Assessing and comparing performance in private foundations is far more challenging than in other nonprofits. As noted by the Center for Effective Philanthropy's executive director, Phil Buchanan: "There is no universal measure of return for foundations. Some foundations fund efforts to promote literacy, and others fund efforts to promote peace and security. The impact of these efforts cannot possibly be measured in equivalent units."
(7) For individual foundations, the challenge of performance measurement is hardly less difficult. First, the social objectives of most private foundations are broad and almost never easily quantifiable. Second, even when foundations are working toward quantifiable social improvements—for example, a reduction in the number of people lacking health insurance and access to health care—the size of the problem, the number of other players and forces at work, and the time required to achieve effect nearly always make performance attribution for any single institution impossible.

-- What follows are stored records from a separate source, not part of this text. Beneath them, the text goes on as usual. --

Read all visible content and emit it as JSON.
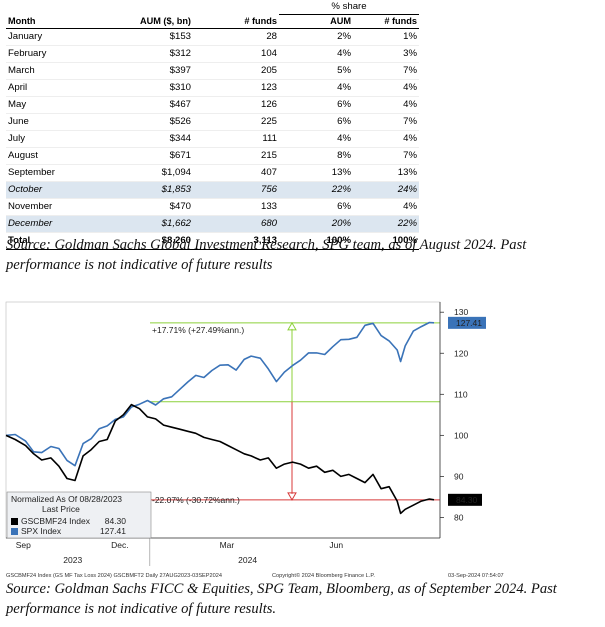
{
  "table": {
    "super_header": "% share",
    "headers": [
      "Month",
      "AUM ($, bn)",
      "# funds",
      "AUM",
      "# funds"
    ],
    "rows": [
      {
        "month": "January",
        "aum": "$153",
        "funds": "28",
        "aum_share": "2%",
        "funds_share": "1%",
        "highlight": false
      },
      {
        "month": "February",
        "aum": "$312",
        "funds": "104",
        "aum_share": "4%",
        "funds_share": "3%",
        "highlight": false
      },
      {
        "month": "March",
        "aum": "$397",
        "funds": "205",
        "aum_share": "5%",
        "funds_share": "7%",
        "highlight": false
      },
      {
        "month": "April",
        "aum": "$310",
        "funds": "123",
        "aum_share": "4%",
        "funds_share": "4%",
        "highlight": false
      },
      {
        "month": "May",
        "aum": "$467",
        "funds": "126",
        "aum_share": "6%",
        "funds_share": "4%",
        "highlight": false
      },
      {
        "month": "June",
        "aum": "$526",
        "funds": "225",
        "aum_share": "6%",
        "funds_share": "7%",
        "highlight": false
      },
      {
        "month": "July",
        "aum": "$344",
        "funds": "111",
        "aum_share": "4%",
        "funds_share": "4%",
        "highlight": false
      },
      {
        "month": "August",
        "aum": "$671",
        "funds": "215",
        "aum_share": "8%",
        "funds_share": "7%",
        "highlight": false
      },
      {
        "month": "September",
        "aum": "$1,094",
        "funds": "407",
        "aum_share": "13%",
        "funds_share": "13%",
        "highlight": false
      },
      {
        "month": "October",
        "aum": "$1,853",
        "funds": "756",
        "aum_share": "22%",
        "funds_share": "24%",
        "highlight": true
      },
      {
        "month": "November",
        "aum": "$470",
        "funds": "133",
        "aum_share": "6%",
        "funds_share": "4%",
        "highlight": false
      },
      {
        "month": "December",
        "aum": "$1,662",
        "funds": "680",
        "aum_share": "20%",
        "funds_share": "22%",
        "highlight": true
      }
    ],
    "total": {
      "month": "Total",
      "aum": "$8,260",
      "funds": "3,113",
      "aum_share": "100%",
      "funds_share": "100%"
    },
    "highlight_color": "#dce6f0"
  },
  "caption1": "Source: Goldman Sachs Global Investment Research, SPG team, as of August 2024. Past performance is not indicative of future results",
  "caption2": "Source: Goldman Sachs FICC & Equities, SPG Team, Bloomberg, as of September 2024. Past performance is not indicative of future results.",
  "chart_data": {
    "type": "line",
    "y_ticks": [
      80,
      90,
      100,
      110,
      120,
      130
    ],
    "ylim": [
      75,
      132
    ],
    "x_range": [
      "2023-08-28",
      "2024-09-03"
    ],
    "x_month_labels": [
      "Sep",
      "Dec.",
      "Mar",
      "Jun"
    ],
    "x_year_labels": [
      "2023",
      "2024"
    ],
    "legend": {
      "title": "Normalized As Of 08/28/2023",
      "subtitle": "Last Price",
      "items": [
        {
          "name": "GSCBMF24 Index",
          "value": "84.30"
        },
        {
          "name": "SPX Index",
          "value": "127.41"
        }
      ]
    },
    "annotations": {
      "spx_change": "+17.71% (+27.49%ann.)",
      "gs_change": "-22.07% (-30.72%ann.)",
      "spx_label": "127.41",
      "gs_label": "84.30"
    },
    "reference_lines": {
      "upper": 127.41,
      "middle": 108.2,
      "lower": 84.3
    },
    "colors": {
      "spx": "#3a73b8",
      "gs": "#000000",
      "green": "#8cd13a",
      "red": "#d83a3a"
    },
    "footer_left": "GSCBMF24 Index (GS MF Tax Loss 2024) GSCBMFT2 Daily 27AUG2023-03SEP2024",
    "footer_center": "Copyright© 2024 Bloomberg Finance L.P.",
    "footer_right": "03-Sep-2024 07:54:07",
    "series": [
      {
        "name": "SPX Index",
        "dates": [
          "2023-08-28",
          "2023-09-05",
          "2023-09-14",
          "2023-09-21",
          "2023-09-28",
          "2023-10-06",
          "2023-10-13",
          "2023-10-20",
          "2023-10-27",
          "2023-11-03",
          "2023-11-10",
          "2023-11-17",
          "2023-11-24",
          "2023-12-01",
          "2023-12-08",
          "2023-12-15",
          "2023-12-22",
          "2023-12-29",
          "2024-01-05",
          "2024-01-12",
          "2024-01-19",
          "2024-01-26",
          "2024-02-02",
          "2024-02-09",
          "2024-02-16",
          "2024-02-23",
          "2024-03-01",
          "2024-03-08",
          "2024-03-15",
          "2024-03-22",
          "2024-03-28",
          "2024-04-05",
          "2024-04-12",
          "2024-04-19",
          "2024-04-26",
          "2024-05-03",
          "2024-05-10",
          "2024-05-17",
          "2024-05-24",
          "2024-05-31",
          "2024-06-07",
          "2024-06-14",
          "2024-06-21",
          "2024-06-28",
          "2024-07-05",
          "2024-07-12",
          "2024-07-19",
          "2024-07-26",
          "2024-08-02",
          "2024-08-05",
          "2024-08-09",
          "2024-08-16",
          "2024-08-23",
          "2024-08-30",
          "2024-09-03"
        ],
        "values": [
          100.0,
          100.2,
          98.6,
          96.0,
          95.8,
          97.3,
          96.8,
          93.9,
          92.6,
          98.0,
          99.2,
          101.6,
          102.3,
          103.9,
          104.5,
          106.9,
          107.6,
          108.5,
          107.4,
          108.9,
          109.4,
          111.2,
          113.0,
          114.6,
          114.1,
          115.8,
          117.1,
          117.2,
          115.9,
          118.5,
          119.3,
          118.8,
          116.2,
          113.1,
          115.4,
          117.0,
          118.3,
          120.1,
          120.1,
          119.7,
          121.6,
          123.3,
          123.4,
          123.9,
          126.8,
          127.3,
          124.3,
          123.0,
          120.8,
          118.0,
          121.8,
          125.4,
          126.5,
          127.5,
          127.41
        ]
      },
      {
        "name": "GSCBMF24 Index",
        "dates": [
          "2023-08-28",
          "2023-09-05",
          "2023-09-14",
          "2023-09-21",
          "2023-09-28",
          "2023-10-06",
          "2023-10-13",
          "2023-10-20",
          "2023-10-27",
          "2023-11-03",
          "2023-11-10",
          "2023-11-17",
          "2023-11-24",
          "2023-12-01",
          "2023-12-08",
          "2023-12-15",
          "2023-12-22",
          "2023-12-29",
          "2024-01-05",
          "2024-01-12",
          "2024-01-19",
          "2024-01-26",
          "2024-02-02",
          "2024-02-09",
          "2024-02-16",
          "2024-02-23",
          "2024-03-01",
          "2024-03-08",
          "2024-03-15",
          "2024-03-22",
          "2024-03-28",
          "2024-04-05",
          "2024-04-12",
          "2024-04-19",
          "2024-04-26",
          "2024-05-03",
          "2024-05-10",
          "2024-05-17",
          "2024-05-24",
          "2024-05-31",
          "2024-06-07",
          "2024-06-14",
          "2024-06-21",
          "2024-06-28",
          "2024-07-05",
          "2024-07-12",
          "2024-07-19",
          "2024-07-26",
          "2024-08-02",
          "2024-08-05",
          "2024-08-09",
          "2024-08-16",
          "2024-08-23",
          "2024-08-30",
          "2024-09-03"
        ],
        "values": [
          100.0,
          99.0,
          97.5,
          95.5,
          94.0,
          94.5,
          92.5,
          89.5,
          89.0,
          95.0,
          96.5,
          98.5,
          99.0,
          103.5,
          105.0,
          107.5,
          106.5,
          104.5,
          104.0,
          102.5,
          102.0,
          101.5,
          101.0,
          100.5,
          99.5,
          99.0,
          98.5,
          97.5,
          96.5,
          95.5,
          95.0,
          94.0,
          94.5,
          92.0,
          93.0,
          93.5,
          93.0,
          92.0,
          92.5,
          91.0,
          91.5,
          90.0,
          90.5,
          89.5,
          88.5,
          90.5,
          87.0,
          87.5,
          84.0,
          81.0,
          82.0,
          83.0,
          84.0,
          84.5,
          84.3
        ]
      }
    ]
  }
}
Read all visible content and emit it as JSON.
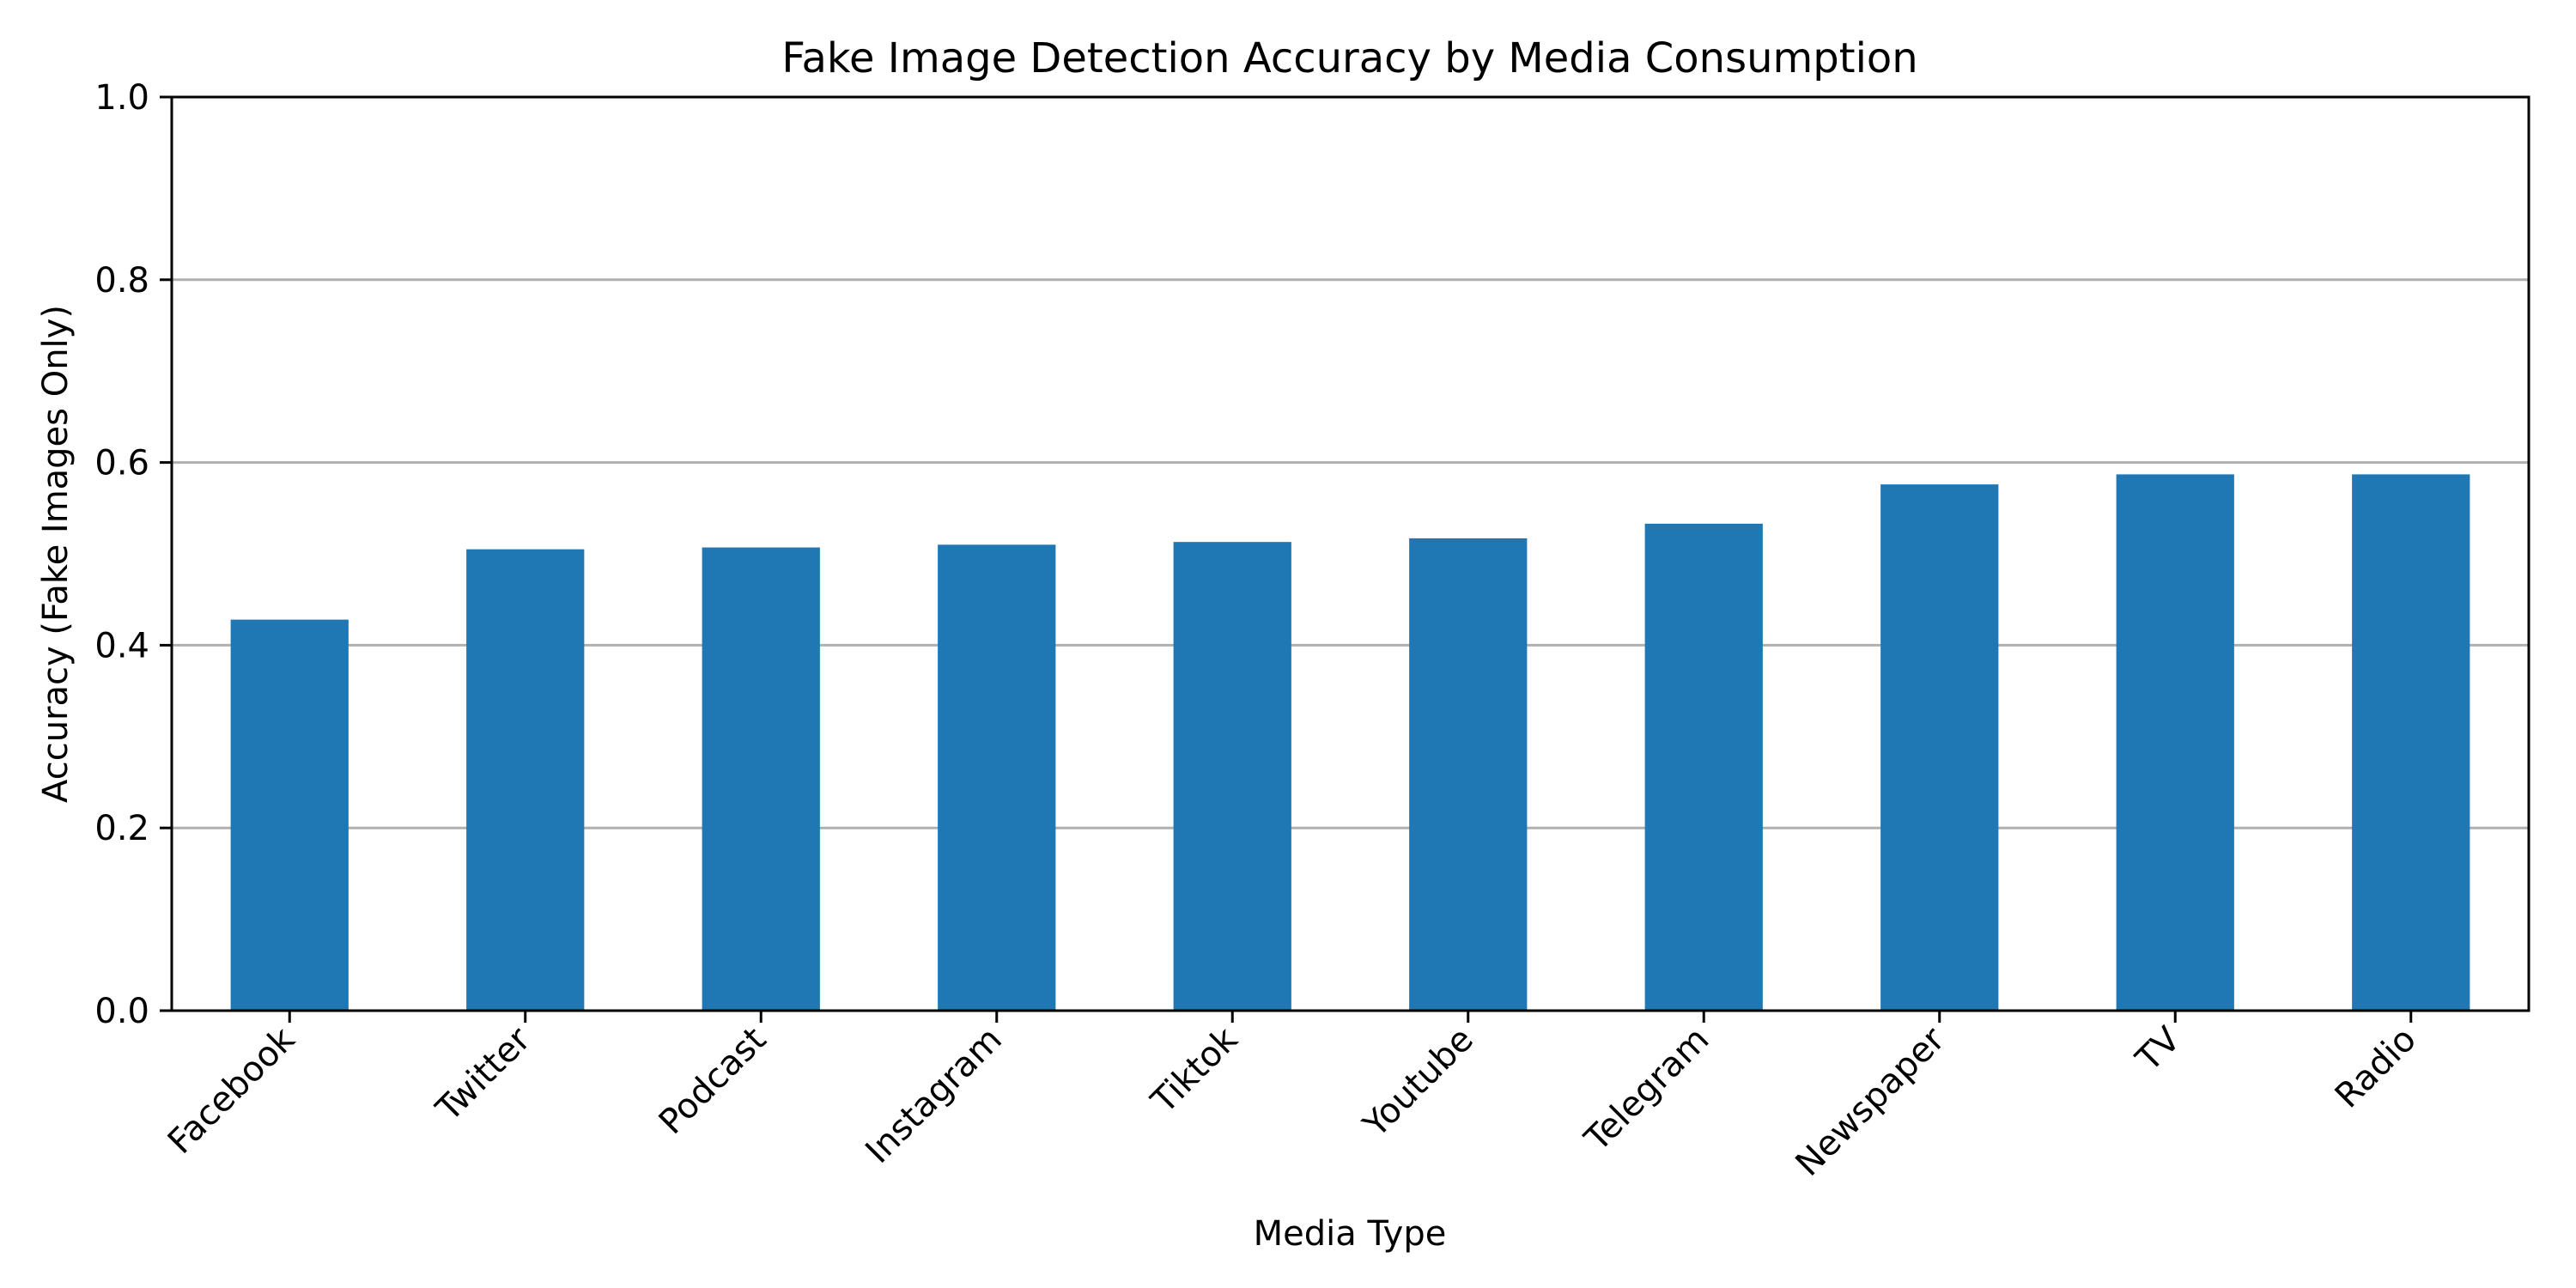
{
  "chart_data": {
    "type": "bar",
    "title": "Fake Image Detection Accuracy by Media Consumption",
    "xlabel": "Media Type",
    "ylabel": "Accuracy (Fake Images Only)",
    "categories": [
      "Facebook",
      "Twitter",
      "Podcast",
      "Instagram",
      "Tiktok",
      "Youtube",
      "Telegram",
      "Newspaper",
      "TV",
      "Radio"
    ],
    "values": [
      0.428,
      0.505,
      0.507,
      0.51,
      0.513,
      0.517,
      0.533,
      0.576,
      0.587,
      0.587
    ],
    "ylim": [
      0,
      1.0
    ],
    "yticks": [
      "0.0",
      "0.2",
      "0.4",
      "0.6",
      "0.8",
      "1.0"
    ],
    "grid": "y",
    "bar_color": "#1f77b4",
    "grid_color": "#b0b0b0",
    "axis_color": "#000000"
  }
}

Yet the need for an overall performance assessment tool for private foundations is particularly acute. There are a number of reasons:
 | The absence of market and electoral tests, the lack of continuing and widespread media scrutiny, the severe limitations of public regulation even with regard to preventing abuses, and the private and privileged nature of these institutions leave them peculiarly vulnerable to underperformance. |
 | The boards of private foundations require some form of institutional assessment if they are to fulfill their fiduciary responsibilities and justify the contribution of their time. |
 | As a result of abuses by some private foundations in recent years, the sector as a whole has come under heightened scrutiny by the Senate Finance Committee and state regulators—making it even more important that private foundations demonstrate they are worthy of the tax incentives available to them. |
 | In the absence of other measures, minimization of intramural expenses—loosely labeled as "administrative"—may become the "default universal measure of performance."(8) Yet, certainly for value-added foundations, intramural expenses on program development, research, and communication of results may be a defining difference between being "great" or just "good." |
 | Lack of appropriately constructed performance assessment tools can discourage the risk-taking that should be characteristic of foundations, given their unique privileges. |
 | Unexposed to market and other external forces, foundations especially need to be "learning organizations" if they are to be high performers, and much of that learning can be achieved by devising and implementing measures for assessing institutional performance.(9) |
Foundations are therefore well advised—whatever their mission—"to assemble a set of indicators that, taken together, are suggestive of an answer to the larger question of 'how effective are we?'"
(10) Fortunately, the "balanced scorecard" framework developed by Harvard management professor Robert S. Kaplan and consultant David P. Norton in the mid-1990s enables organizations to clarify their goals and strategy, measure performance, and use feedback mechanisms to improve performance.
(11) Now used by a wide range of corporations, public agencies, nonprofits, and a small group of foundations, the balanced scorecard was adopted by The Commonwealth Fund during the year as a means of ensuring continued high performance.